Question
Should Application Administrators be considered as Privileged Accounts?
Answer
Literature Review
In Royer, 2010, Royer explains how the introduction of Enterprise Identity Management Systems (EIdMS) in organizations is expensive and challenging for organizations beyond technological matters. He explains that EIdMS investments are of a hybrid nature situated between security and productive IT and stresses the importance of identifying and onboarding stakeholders early on in the project. As part of this research, integrators, vendors and users have been interviewed and a high-level classification of IAM stakeholders has been established from these. Interestingly, the Actual Users category expressly contains both the business users and application administrators distinctively from the IT department.
This shows that Application Administators may or may not be Privileged Accounts but are commonly owned by the business rather than IT.
In Osmanoglu, 2013, Osmanoglu proposes an approach to assess the current IAM state in an organization against a proposed IAM capability model. He stresses the importance of the assessment inclusiveness or comprehensiveness.
To help in this process, he proposes a systematic table of topics that should be covered as part of the assessment. The table columns depict the People, Processes and Technology dimensions while the rows correspond to organization units. In this classification, Privileged Users (People) and Management of privileged accesses (Process) are placed in the IT and System Owners row along with all technical systems. In contrast, Application Administrators (People) and Business Applications (Technology) are placed in the Lines of business row with access management, joiner, mover, leaver and recertification processes.

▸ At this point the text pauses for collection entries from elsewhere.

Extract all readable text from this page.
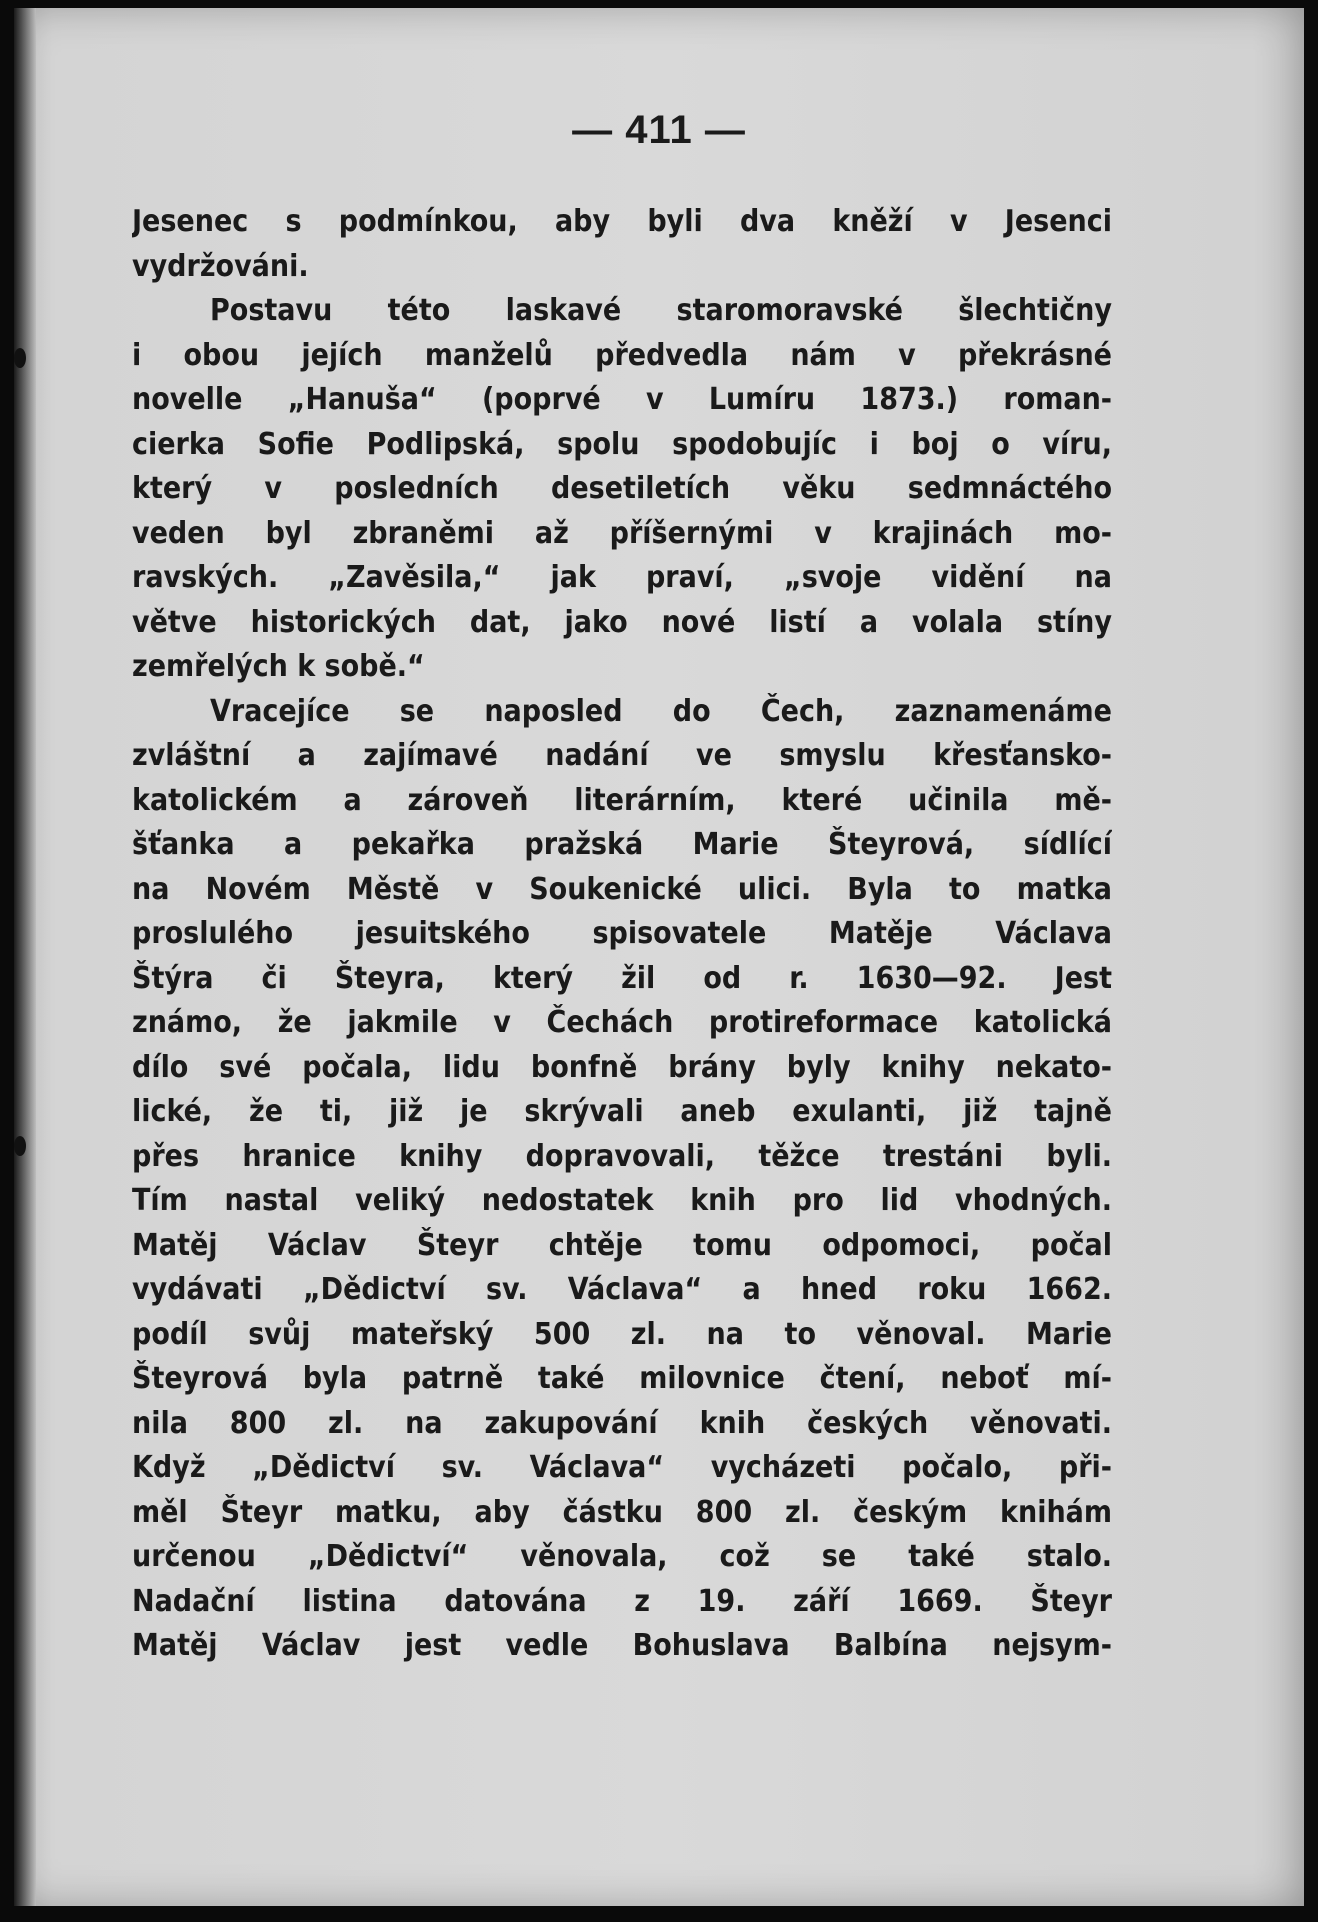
— 411 —
Jesenec s podmínkou, aby byli dva kněží v Jesenci
vydržováni.
Postavu této laskavé staromoravské šlechtičny
i obou jejích manželů předvedla nám v překrásné
novelle „Hanuša“ (poprvé v Lumíru 1873.) roman-
cierka Sofie Podlipská, spolu spodobujíc i boj o víru,
který v posledních desetiletích věku sedmnáctého
veden byl zbraněmi až příšernými v krajinách mo-
ravských. „Zavěsila,“ jak praví, „svoje vidění na
větve historických dat, jako nové listí a volala stíny
zemřelých k sobě.“
Vracejíce se naposled do Čech, zaznamenáme
zvláštní a zajímavé nadání ve smyslu křesťansko-
katolickém a zároveň literárním, které učinila mě-
šťanka a pekařka pražská Marie Šteyrová, sídlící
na Novém Městě v Soukenické ulici. Byla to matka
proslulého jesuitského spisovatele Matěje Václava
Štýra či Šteyra, který žil od r. 1630—92. Jest
známo, že jakmile v Čechách protireformace katolická
dílo své počala, lidu bonfně brány byly knihy nekato-
lické, že ti, již je skrývali aneb exulanti, již tajně
přes hranice knihy dopravovali, těžce trestáni byli.
Tím nastal veliký nedostatek knih pro lid vhodných.
Matěj Václav Šteyr chtěje tomu odpomoci, počal
vydávati „Dědictví sv. Václava“ a hned roku 1662.
podíl svůj mateřský 500 zl. na to věnoval. Marie
Šteyrová byla patrně také milovnice čtení, neboť mí-
nila 800 zl. na zakupování knih českých věnovati.
Když „Dědictví sv. Václava“ vycházeti počalo, při-
měl Šteyr matku, aby částku 800 zl. českým knihám
určenou „Dědictví“ věnovala, což se také stalo.
Nadační listina datována z 19. září 1669. Šteyr
Matěj Václav jest vedle Bohuslava Balbína nejsym-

In summary, Osmanoglu doesn't expressly state that Application Administrators aren't Privileged Accounts but shows at least that Application Administrators are of a particular nature whose domain is limited to Business Applications and are owned by the business rather than that of IT.

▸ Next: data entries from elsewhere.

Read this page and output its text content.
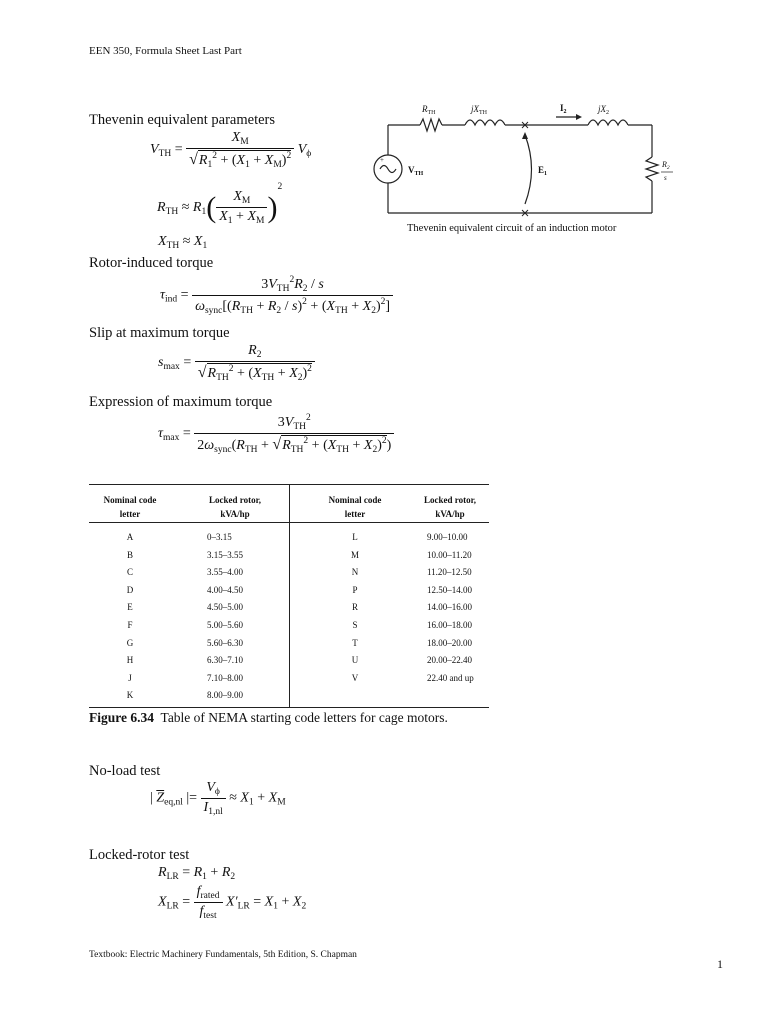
EEN 350, Formula Sheet Last Part
Thevenin equivalent parameters
$V_{TH} = \frac{X_M}{√R_1^2 + (X_1 + X_M)^2} V_\phi$
$R_{TH} \approx R_1( \frac{X_M}{X_1 + X_M} )^2$
$X_{TH} \approx X_1$
Rotor-induced torque
$\tau_{ind} = \frac{3V_{TH}^2R_2 / s}{\omega_{sync}[(R_{TH} + R_2 / s)^2 + (X_{TH} + X_2)^2]}$
Slip at maximum torque
$s_{max} = \frac{R_2}{√R_{TH}^2 + (X_{TH} + X_2)^2}$
Expression of maximum torque
$\tau_{max} = \frac{3V_{TH}^2}{2\omega_{sync}(R_{TH} + √R_{TH}^2 + (X_{TH} + X_2)^2)}$
$R_{TH}$	$jX_{TH}$	$I_2$	$jX_2$
$V_{TH}$	$E_1$
$R_2$
s
+
Thevenin equivalent circuit of an induction motor
Nominal code
letter
Locked rotor,
kVA/hp
Nominal code
letter
Locked rotor,
kVA/hp
A	0–3.15
B	3.15–3.55
C	3.55–4.00
D	4.00–4.50
E	4.50–5.00
F	5.00–5.60
G	5.60–6.30
H	6.30–7.10
J	7.10–8.00
K	8.00–9.00
L	9.00–10.00
M	10.00–11.20
N	11.20–12.50
P	12.50–14.00
R	14.00–16.00
S	16.00–18.00
T	18.00–20.00
U	20.00–22.40
V	22.40 and up
Figure 6.34 Table of NEMA starting code letters for cage motors.
No-load test
| $\overline{Z}_{eq,nl}$ |= $\frac{V_\phi}{I_{1,nl}} \approx X_1 + X_M$
Locked-rotor test
$R_{LR} = R_1 + R_2$
$X_{LR} = \frac{f_{rated}}{f_{test}} X'_{LR} = X_1 + X_2$
Textbook: Electric Machinery Fundamentals, 5th Edition, S. Chapman
1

In KPMG, 2018, KPMG proposes a classification of digital accounts. In this classification, the set of privileged accounts expressly comprises Application Administrators. The model expressly states that Application Administrators are managed by PAM solutions.

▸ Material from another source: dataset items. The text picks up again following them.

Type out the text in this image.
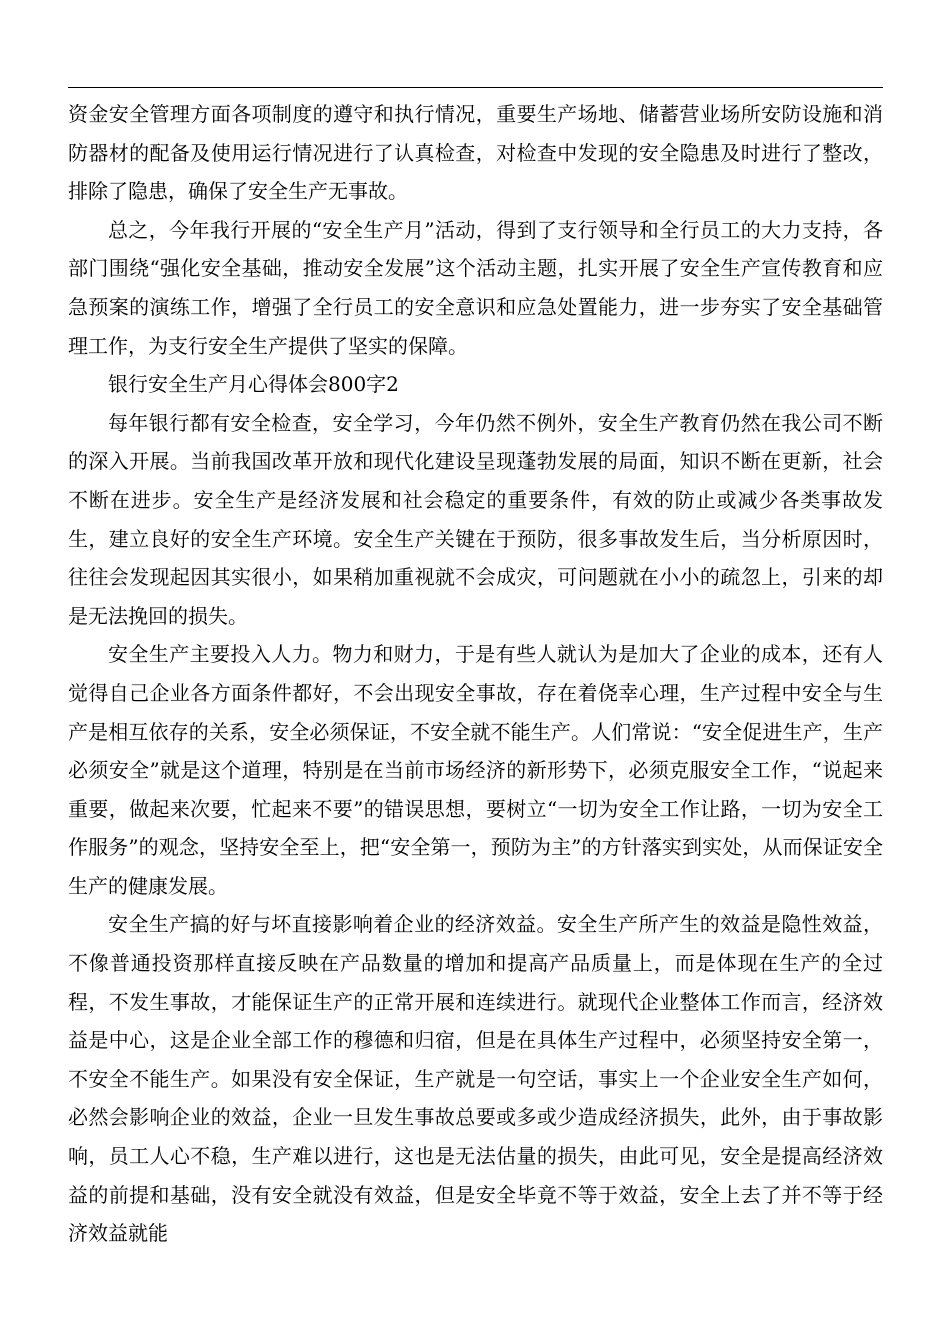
资金安全管理方面各项制度的遵守和执行情况，重要生产场地、储蓄营业场所安防设施和消防器材的配备及使用运行情况进行了认真检查，对检查中发现的安全隐患及时进行了整改，排除了隐患，确保了安全生产无事故。

总之，今年我行开展的“安全生产月”活动，得到了支行领导和全行员工的大力支持，各部门围绕“强化安全基础，推动安全发展”这个活动主题，扎实开展了安全生产宣传教育和应急预案的演练工作，增强了全行员工的安全意识和应急处置能力，进一步夯实了安全基础管理工作，为支行安全生产提供了坚实的保障。

银行安全生产月心得体会800字2

每年银行都有安全检查，安全学习，今年仍然不例外，安全生产教育仍然在我公司不断的深入开展。当前我国改革开放和现代化建设呈现蓬勃发展的局面，知识不断在更新，社会不断在进步。安全生产是经济发展和社会稳定的重要条件，有效的防止或减少各类事故发生，建立良好的安全生产环境。安全生产关键在于预防，很多事故发生后，当分析原因时，往往会发现起因其实很小，如果稍加重视就不会成灾，可问题就在小小的疏忽上，引来的却是无法挽回的损失。

安全生产主要投入人力。物力和财力，于是有些人就认为是加大了企业的成本，还有人觉得自己企业各方面条件都好，不会出现安全事故，存在着侥幸心理，生产过程中安全与生产是相互依存的关系，安全必须保证，不安全就不能生产。人们常说：“安全促进生产，生产必须安全”就是这个道理，特别是在当前市场经济的新形势下，必须克服安全工作，“说起来重要，做起来次要，忙起来不要”的错误思想，要树立“一切为安全工作让路，一切为安全工作服务”的观念，坚持安全至上，把“安全第一，预防为主”的方针落实到实处，从而保证安全生产的健康发展。

安全生产搞的好与坏直接影响着企业的经济效益。安全生产所产生的效益是隐性效益，不像普通投资那样直接反映在产品数量的增加和提高产品质量上，而是体现在生产的全过程，不发生事故，才能保证生产的正常开展和连续进行。就现代企业整体工作而言，经济效益是中心，这是企业全部工作的穆德和归宿，但是在具体生产过程中，必须坚持安全第一，不安全不能生产。如果没有安全保证，生产就是一句空话，事实上一个企业安全生产如何，必然会影响企业的效益，企业一旦发生事故总要或多或少造成经济损失，此外，由于事故影响，员工人心不稳，生产难以进行，这也是无法估量的损失，由此可见，安全是提高经济效益的前提和基础，没有安全就没有效益，但是安全毕竟不等于效益，安全上去了并不等于经济效益就能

Here, Application Administrators are defined as:
Accounts which have full administrative privileged capabilities within individual applications.
Along the risk and # of users dimensions, Application Administrators is placed right in the middle.
Interestingly, this model proposes an intermediary class between standard application users and privileged accounts: Powerful Accounts where we find application super users, database users and platform remote access users.